User:Zigfruid/GSoC Final Report
This project began with a proposal originally titled "Develop a prototype machine translation system for the uzb-> kaa strategic language pair." After discussing with the mentors the best way to get the most out of Summer of Code, we decided to focus on improving the translation accuracy by correcting the Uzbek-Qaraqalpaq bilingual dictionary and the Uzbek and Qaraqalpaq monolingual dictionaries by analysing large corpora and identifying the most common errors.
Tasks included expanding and correcting the contents of the various dictionary files, and also identifying errors in other parts of the translation pipeline which required simple changes.
In general, a lot of work has been done both on packages of Turic translations into Uzbek and Karakalpak, as well as on packages of Uzbek-Karakalpak translations. The results show that the targets originally set for coverage have almost been met, but the WER / PER results still need to be improved.

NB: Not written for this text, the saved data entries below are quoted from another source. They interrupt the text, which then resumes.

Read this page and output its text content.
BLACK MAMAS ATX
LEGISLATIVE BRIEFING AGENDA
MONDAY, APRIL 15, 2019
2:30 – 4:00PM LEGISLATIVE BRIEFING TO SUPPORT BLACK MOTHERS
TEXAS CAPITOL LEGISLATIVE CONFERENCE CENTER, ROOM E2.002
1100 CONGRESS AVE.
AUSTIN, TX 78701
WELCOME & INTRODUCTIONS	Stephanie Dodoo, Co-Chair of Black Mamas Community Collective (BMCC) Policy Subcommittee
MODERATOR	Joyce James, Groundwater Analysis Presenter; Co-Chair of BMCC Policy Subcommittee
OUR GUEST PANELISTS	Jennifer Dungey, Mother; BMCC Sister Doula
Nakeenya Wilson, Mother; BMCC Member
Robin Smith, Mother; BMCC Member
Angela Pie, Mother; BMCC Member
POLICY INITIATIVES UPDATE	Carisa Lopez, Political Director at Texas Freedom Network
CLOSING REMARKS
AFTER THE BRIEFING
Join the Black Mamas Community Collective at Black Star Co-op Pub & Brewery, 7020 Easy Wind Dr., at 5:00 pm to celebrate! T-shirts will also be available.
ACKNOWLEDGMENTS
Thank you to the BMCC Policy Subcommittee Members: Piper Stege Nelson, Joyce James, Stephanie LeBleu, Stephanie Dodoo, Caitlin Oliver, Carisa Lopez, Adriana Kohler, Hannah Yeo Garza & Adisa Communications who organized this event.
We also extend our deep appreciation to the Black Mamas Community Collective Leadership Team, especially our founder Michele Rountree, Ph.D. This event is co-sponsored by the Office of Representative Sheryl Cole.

All the contributions can be found at following repositories:
Most of the work that had been collected at the end of GSoC program can be found here : https://apertium.projectjj.com/gsoc2021/Zigfruid.html .
I have to point out that there are still some more Pull-Requests that haven't been merged yet. Such as these PRs:
- Add more words to apertium-uzb.dix file
- Add more words to apertium-kaa.dix file
- Find words that do not match the lexical rules
- Try to achieve WER < 40% on large articles, e.g. from Wikipedia through fixing structural transfer and lexical selection errors
- Identifying and fixing additional transfer errors by using testvoc
It has been a great experience for me working with Apertium over the past three months.I learned a lot and gained a lot of experience, and thanks to the mentor @jonorthwash for the constant response, every time If I had a question, he always answered to my questions and helped to me with the project.